In-plane light propagation in two-dimensional (2D) photonic crystals (PCs) has been investigated by using the finite element method (FEM) in frequency domain. Conventionally, the band structures of 2D PCs were calculated by either the plane-wave expansion method (PWEM) or the finite difference time domain method. Here, we solve the eigenvalue equations for the band structures of the 2D PCs using the adaptive FEM in real space. We have carefully examined the convergence of this approach for the desired accuracy and efficiency. The calculated results show some discrepancies when compared to the results calculated by the PWEM. This may be due to the accuracy of the PWEM limited by the discontinuous nature of the dielectric functions. After acquiring the whole information of the dispersion relations within the irreducible Brillouin zone of the 2D PCs, the in-plane photon density of states for both the transverse electric (TE) and transverse magnetic (TM) modes can be calculated, accurately.

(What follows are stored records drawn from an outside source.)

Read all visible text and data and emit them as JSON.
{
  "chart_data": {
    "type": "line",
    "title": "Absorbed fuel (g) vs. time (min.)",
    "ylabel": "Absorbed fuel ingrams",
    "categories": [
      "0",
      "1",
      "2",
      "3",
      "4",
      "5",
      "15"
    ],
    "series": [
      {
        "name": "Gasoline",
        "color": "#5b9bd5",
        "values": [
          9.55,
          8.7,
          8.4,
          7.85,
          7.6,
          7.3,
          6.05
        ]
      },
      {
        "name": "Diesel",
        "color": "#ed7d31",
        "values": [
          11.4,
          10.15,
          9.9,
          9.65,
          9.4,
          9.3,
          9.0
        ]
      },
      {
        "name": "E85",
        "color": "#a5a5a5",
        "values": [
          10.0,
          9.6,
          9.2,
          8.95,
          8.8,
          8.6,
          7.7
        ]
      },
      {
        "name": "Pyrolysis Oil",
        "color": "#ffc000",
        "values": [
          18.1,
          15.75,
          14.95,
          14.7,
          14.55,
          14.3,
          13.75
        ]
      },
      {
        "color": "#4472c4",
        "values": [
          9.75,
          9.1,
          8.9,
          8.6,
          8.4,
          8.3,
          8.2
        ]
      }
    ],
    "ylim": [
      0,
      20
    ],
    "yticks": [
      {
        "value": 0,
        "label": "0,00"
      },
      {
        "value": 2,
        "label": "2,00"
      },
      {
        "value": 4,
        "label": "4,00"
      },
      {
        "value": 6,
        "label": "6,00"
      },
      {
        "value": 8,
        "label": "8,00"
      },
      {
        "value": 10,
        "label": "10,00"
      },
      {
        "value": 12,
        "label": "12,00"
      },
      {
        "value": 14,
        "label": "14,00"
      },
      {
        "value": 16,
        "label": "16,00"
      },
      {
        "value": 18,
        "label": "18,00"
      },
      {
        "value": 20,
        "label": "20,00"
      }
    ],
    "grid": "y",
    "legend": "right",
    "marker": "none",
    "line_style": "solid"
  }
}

For the case, the width of the complete band gap predicted by the FEM is much smaller, only about 65 % of that calculated by the PWEM. Therefore, the discrepancy in the prediction of complete band gaps between these two methods can be quite large, although the difference in band structure calculations is only a few percent. These results are relevant to the spontaneous emission by an atom, or to dipole radiation in two-dimensional periodic structures.